Protected wilderness area in California, United States

Agua Tibia Wilderness (ATW) is a 17,961 acre protected area in Riverside and San Diego counties, in the U.S. state of California. It is mostly within the Palomar Ranger District of the Cleveland National Forest. The area was originally protected as the Agua Tibia Primitive Area until January 1975 when it was added to the National Wilderness Preservation System with the passage of Public Law 93-632 by the United States Congress. Between its inception and 1984, the ATW was San Diego County's only officially designated wilderness area. The Spanish name, Agua Tibia, translates as warm water.

Its approximate boundaries are:
- North – SR 79
- East – Arroyo Seco River
- South – Fray Creek
- West – Pala Road

==Environment==

There are no permanent streams in the ATW. The highest landform is Agua Tibia Mountain with an elevation of 4779 ft.

Though the summer climate is hot, with limited shade and no water sources, there were no fires in the ATW for 110 years. In the last two decades, there have been four fires including the Palomar Mountain Fire (1987), the Vail Fire (1989), the Agua Tibia Fire (2000), and the Poomacha Fire (2007). Its pollution exposure is monitored within the San Diego Air Basin.

==Flora==
The Agua Tibia Wilderness is home to rare and endemic plants.

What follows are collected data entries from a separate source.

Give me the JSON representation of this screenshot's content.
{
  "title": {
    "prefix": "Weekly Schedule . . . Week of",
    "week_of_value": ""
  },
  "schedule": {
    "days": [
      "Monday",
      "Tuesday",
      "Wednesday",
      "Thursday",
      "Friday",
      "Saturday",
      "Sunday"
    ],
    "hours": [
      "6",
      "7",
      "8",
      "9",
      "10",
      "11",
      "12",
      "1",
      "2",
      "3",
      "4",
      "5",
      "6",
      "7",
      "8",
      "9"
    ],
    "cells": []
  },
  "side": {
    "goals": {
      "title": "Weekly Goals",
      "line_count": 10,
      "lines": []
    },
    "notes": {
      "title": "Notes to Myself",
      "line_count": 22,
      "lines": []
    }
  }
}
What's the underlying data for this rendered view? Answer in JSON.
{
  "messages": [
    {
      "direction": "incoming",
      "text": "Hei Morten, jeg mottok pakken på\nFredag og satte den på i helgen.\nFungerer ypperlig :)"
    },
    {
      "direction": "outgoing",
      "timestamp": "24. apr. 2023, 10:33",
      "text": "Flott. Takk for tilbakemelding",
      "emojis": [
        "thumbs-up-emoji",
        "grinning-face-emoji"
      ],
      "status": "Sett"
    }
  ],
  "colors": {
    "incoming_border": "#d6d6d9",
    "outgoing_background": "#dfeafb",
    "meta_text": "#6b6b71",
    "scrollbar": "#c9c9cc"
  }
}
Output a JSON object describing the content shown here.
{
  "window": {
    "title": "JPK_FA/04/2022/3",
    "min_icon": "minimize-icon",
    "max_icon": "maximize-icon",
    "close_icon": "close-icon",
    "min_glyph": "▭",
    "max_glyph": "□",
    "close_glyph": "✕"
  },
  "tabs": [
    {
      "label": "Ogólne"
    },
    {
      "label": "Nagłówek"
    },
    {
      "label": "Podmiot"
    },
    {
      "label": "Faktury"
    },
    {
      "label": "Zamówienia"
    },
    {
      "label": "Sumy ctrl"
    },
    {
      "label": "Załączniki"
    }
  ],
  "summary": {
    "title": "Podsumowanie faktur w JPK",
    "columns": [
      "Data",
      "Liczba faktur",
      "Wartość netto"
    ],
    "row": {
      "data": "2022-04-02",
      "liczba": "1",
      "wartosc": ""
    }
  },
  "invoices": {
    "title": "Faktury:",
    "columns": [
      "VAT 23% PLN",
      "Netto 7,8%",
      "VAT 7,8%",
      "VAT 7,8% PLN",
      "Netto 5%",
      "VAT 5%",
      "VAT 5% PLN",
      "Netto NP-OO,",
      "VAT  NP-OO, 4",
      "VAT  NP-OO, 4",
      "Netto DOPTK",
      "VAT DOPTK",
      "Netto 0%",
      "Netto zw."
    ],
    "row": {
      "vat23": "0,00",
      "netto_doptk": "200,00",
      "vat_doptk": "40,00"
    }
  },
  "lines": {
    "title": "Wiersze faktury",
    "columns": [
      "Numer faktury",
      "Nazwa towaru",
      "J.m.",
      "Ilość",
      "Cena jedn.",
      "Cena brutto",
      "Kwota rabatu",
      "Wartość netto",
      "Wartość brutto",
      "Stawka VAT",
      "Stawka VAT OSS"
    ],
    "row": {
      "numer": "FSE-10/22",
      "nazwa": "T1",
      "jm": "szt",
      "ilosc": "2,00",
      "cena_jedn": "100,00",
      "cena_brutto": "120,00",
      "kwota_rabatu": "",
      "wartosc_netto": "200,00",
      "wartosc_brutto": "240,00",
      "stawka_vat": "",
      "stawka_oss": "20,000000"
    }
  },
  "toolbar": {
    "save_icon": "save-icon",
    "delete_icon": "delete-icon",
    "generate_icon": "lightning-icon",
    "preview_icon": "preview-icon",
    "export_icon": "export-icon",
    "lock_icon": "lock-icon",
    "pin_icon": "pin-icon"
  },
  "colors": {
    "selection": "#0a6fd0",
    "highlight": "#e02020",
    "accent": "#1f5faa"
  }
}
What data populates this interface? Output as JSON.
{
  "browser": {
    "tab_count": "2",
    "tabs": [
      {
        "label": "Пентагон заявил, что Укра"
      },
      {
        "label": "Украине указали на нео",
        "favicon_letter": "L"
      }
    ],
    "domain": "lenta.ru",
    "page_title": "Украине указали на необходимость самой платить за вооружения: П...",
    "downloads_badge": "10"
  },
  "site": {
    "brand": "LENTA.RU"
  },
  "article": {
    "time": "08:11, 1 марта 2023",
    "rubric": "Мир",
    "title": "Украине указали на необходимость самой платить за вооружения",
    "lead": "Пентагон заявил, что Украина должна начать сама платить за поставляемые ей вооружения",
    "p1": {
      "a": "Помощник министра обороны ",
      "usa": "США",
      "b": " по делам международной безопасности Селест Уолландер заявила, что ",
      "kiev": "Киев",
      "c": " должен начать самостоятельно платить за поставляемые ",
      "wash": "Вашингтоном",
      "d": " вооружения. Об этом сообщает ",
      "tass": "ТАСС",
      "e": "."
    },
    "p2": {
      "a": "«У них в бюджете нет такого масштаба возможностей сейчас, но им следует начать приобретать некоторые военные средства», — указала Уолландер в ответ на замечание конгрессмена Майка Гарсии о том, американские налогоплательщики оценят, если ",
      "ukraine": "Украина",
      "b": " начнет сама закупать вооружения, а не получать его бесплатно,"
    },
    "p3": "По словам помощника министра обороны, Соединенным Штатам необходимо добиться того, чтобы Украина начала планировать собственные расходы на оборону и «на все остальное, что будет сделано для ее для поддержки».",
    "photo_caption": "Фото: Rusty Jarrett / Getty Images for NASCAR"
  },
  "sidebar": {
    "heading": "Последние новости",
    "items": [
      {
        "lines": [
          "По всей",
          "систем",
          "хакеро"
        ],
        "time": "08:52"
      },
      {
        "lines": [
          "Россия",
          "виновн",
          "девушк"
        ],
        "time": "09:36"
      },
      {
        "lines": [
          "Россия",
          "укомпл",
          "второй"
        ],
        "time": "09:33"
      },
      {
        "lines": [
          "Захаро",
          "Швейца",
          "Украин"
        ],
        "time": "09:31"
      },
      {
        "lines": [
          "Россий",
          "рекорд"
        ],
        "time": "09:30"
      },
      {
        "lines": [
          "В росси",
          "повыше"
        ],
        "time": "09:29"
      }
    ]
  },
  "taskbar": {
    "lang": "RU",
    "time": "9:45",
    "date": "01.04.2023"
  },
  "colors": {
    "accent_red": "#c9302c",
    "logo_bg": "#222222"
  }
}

These include:
- Nevin's barberry (Berberis nevinii)
- Rainbow manzanita (Arctostaphylos rainbowensis)
- Vail Lake ceanothus (Ceanothus ophiochilus)

==Agua Tibia Research Natural Area==
The Agua Tibia Research Natural Area (ATRNA), located within the wilderness, comprises 480 acre of bigcone Douglas-fir—canyon live oak forest. The area was set aside for the study of this forest type in the Peninsular Range province and with emphasis on forest succession, long-range ecological changes and the effects of resource management practices. Bigcone Douglas-fir (Pseudotsuga macrocarpa) is a relict species and is endemic to Southern California. This population on the ATRNA is unique for its relatively great age, size, genetic purity, placement near the southern extent of the species' range, and for its remoteness and lack of disturbance by man. Other notable plants in the research area are Laguna linanthus (Linanthus orcuttii ssp. pacificus) and Hall's monardella (Monardella macrantha ssp. hallii). Both are listed as 1B by the California Native Plant Society's Rare Plant Program.

== Springs ==
According to a U.S. government geologist writing in 1915, "Near the southern base of Agua Tibia Mountain and 25 miles in a direct line north of west from Warner Hot Springs, warm water (agua tibia), issues along a fault zone that is parallel to the one in Warner Valley. The water rises with a temperature of 92 F in a marshy area that covers perhaps an acre. It is conducted from a board-curbed pool to tubs in a near-by house, for bathing and laundry use. Bubbles continually rise in the pool and the water is distinctly sulphureted...This water is essentially primary saline in character, being a soft water of moderate mineralization."